We had a short taper week for the race. I did an hour spin on Tuesday, a short run on Wednesday, and a swim on Thursday. On Friday, I picked up a teammate and drove down to Lake San Antonio. With temperatures in the 90s, setting up camp in “Iron City” was a workout on its own.
Mental Preparedness
I hadn’t put a great deal of mental energy toward Wildflower because most of my focus has been on Ironman Lake Tahoe in September. That’s my A race. The training calendar is built around Tahoe, not Wildflower. I started to get excited about Wildflower this week, thinking about the fun of camping with teammates and pushing hard at a race, but on Friday, when I had time to sit and think about what Saturday would bring, I found myself feeling unprepared. With my Achilles acting up, my runs have been shorter recently. Would I be able to handle 13.1? When we did the bike ride during training weekend, I messed up my nutrition and ended up wasted in the parking lot. Would I be able to run after the bike this time? Only racing could answer those questions.
Wildflower Hates Women
Wildflower is not a woman-friendly event. Racers start in waves, with all the men swimming first. This means my wave started at 9:15 am (though we had to be down setting up transition by 7:30 or so). So there was lots of waiting around, where I got to ogle the elite athletes as they raced out of their swim, through transition, and onto the bike in about 30 seconds flat (I like to re-apply sunscreen and body glide, so my transitions take 5 or 6 minutes). Finally it was time to start.
Swimming
The swim was good. I don’t usually worry about the swim. It’s not my strongest event, but I’m a good swimmer and it’s the shortest part of the race. The water was warm, about 71 degrees, so wetsuits were optional (for the elites, they were banned). I wore mine, of course, but actually felt a little hot in it. They really work! I have new goggles that stayed clear for the whole swim, so I think my sighting has improved (unlike some people, who managed to end up perpendicular to me... where are they going??).
Riding
After a few minutes of dithering at transition, I was out on the bike. It was about 10:00 am, the sun was high in the sky, it was creeping up into the 80s by that point, and the course puts a Category 4 hill at mile 2. It’s a great way to warm up those legs! The wind is the real terror on this course, but luckily, it was less intense than I’ve ever experienced it. This meant I didn’t have to pedal downhill into a headwind, or go 10 mph on a flat straightaway. It meant I could have fun on the bike!

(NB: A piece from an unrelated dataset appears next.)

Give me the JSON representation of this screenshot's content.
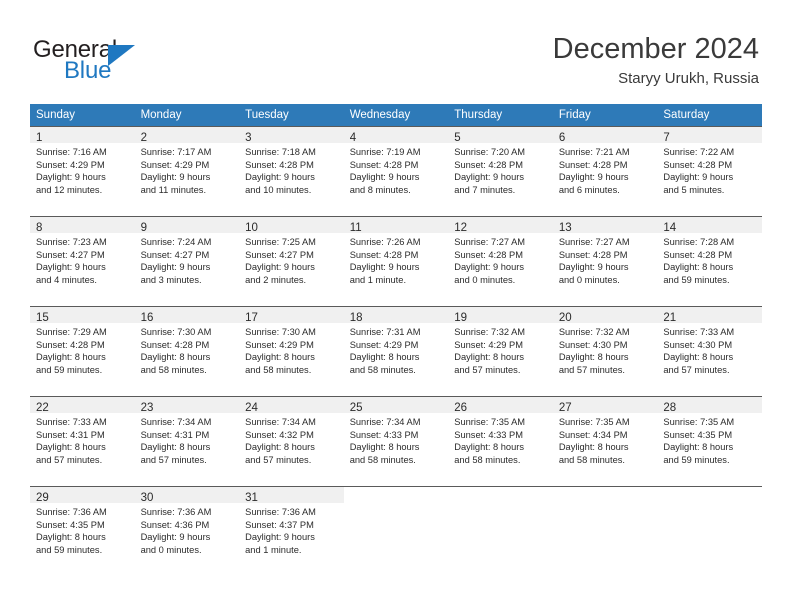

This lasted until Nasty Grade. This is a long, steep hill at mile 43 – 48. High noon, with no shade, over 2 hours into a hard ride, Nasty consistently sucks the life from me. Saturday was no different. I knew it was coming, and I made sure to eat before getting there, but I think I burned every calorie in my system getting myself up it. I was left feeling woozy and out of it, sleepy even. I knew I needed to get fuel in me, but I started feeling nauseous, and couldn’t get solids down.
Scaring Myself
After Nasty and few more rollers upward, there’s a massive 2-mile descent. I took it fast, but in control. I’ve done it twice before and had a good sense of the road. I started slowing toward the last curve, knowing that there had been road work there the last time I did it and I didn’t know if the pavement was smooth. Luckily I slowed, because a guy in a Team in Training jersey was curled in the middle of the road. He had crashed a few moments before I got there. Since there were already about 8-10 people stopped to help him, I rode on, but it was a sobering moment about the danger of riding. When I uploaded my Garmin data to Strava, I saw my max speed was 51 mph. I’m not sure I fully believe that, since my prior max was about 43 mph, but if I hit 51, it was on that descent, and it is pretty scary. (I heard later that he was okay, taken to the hospital, hurt, but no head/neck damage.)

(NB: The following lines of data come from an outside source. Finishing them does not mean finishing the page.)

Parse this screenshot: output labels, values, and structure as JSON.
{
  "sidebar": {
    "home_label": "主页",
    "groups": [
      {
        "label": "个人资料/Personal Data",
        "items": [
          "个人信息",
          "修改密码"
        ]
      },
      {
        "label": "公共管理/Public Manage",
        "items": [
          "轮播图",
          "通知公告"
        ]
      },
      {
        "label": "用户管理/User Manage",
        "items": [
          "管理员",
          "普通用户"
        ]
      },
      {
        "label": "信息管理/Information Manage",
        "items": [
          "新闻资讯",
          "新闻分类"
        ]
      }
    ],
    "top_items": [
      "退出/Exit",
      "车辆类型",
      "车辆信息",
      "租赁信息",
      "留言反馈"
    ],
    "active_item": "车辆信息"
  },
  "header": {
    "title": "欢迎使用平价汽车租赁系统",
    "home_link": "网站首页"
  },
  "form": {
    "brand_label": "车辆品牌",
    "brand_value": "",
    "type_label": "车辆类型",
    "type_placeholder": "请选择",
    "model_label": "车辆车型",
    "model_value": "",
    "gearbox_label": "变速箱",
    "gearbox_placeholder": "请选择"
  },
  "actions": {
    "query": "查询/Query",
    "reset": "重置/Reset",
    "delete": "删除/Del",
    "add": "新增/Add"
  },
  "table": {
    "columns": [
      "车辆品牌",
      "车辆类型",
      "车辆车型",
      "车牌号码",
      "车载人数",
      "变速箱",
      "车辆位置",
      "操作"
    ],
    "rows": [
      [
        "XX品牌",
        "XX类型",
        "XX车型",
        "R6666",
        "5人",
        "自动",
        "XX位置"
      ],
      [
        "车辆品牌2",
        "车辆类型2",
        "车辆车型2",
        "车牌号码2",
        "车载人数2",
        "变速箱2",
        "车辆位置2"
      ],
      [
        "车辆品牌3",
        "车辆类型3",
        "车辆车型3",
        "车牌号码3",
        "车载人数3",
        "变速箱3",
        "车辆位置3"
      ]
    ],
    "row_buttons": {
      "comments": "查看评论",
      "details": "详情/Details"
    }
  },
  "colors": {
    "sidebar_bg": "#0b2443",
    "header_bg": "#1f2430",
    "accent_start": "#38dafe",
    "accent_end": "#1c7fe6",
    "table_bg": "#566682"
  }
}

The last 8 miles of the ride were a bit of a let-down. I needed fuel, but had trouble taking it in, and my speed suffered. Despite this, I managed to finish the bike portion in 3:40, which is 20 minutes faster than my bike leg in 2011 (and also from training weekend, when I bonked).
The Run (ish)
After a little more dithering in transition (sunscreen, body glide, a few sips of Gatorade), I was out for the run. This leg could more accurately be called a slog. There are mountains here, hills with grade so steep it makes no sense to run when walking is faster and uses less energy. I spent many minutes mentally castigating the sadistic designers of this race for their malevolence. What assholes. It was nearing 2:00 pm and well past 90 degrees. Moments of shade were rare, but at least the water stops came every mile. If only the water had not been tepid, they would have been wonderful oases in the wasteland of the Wildflower run course.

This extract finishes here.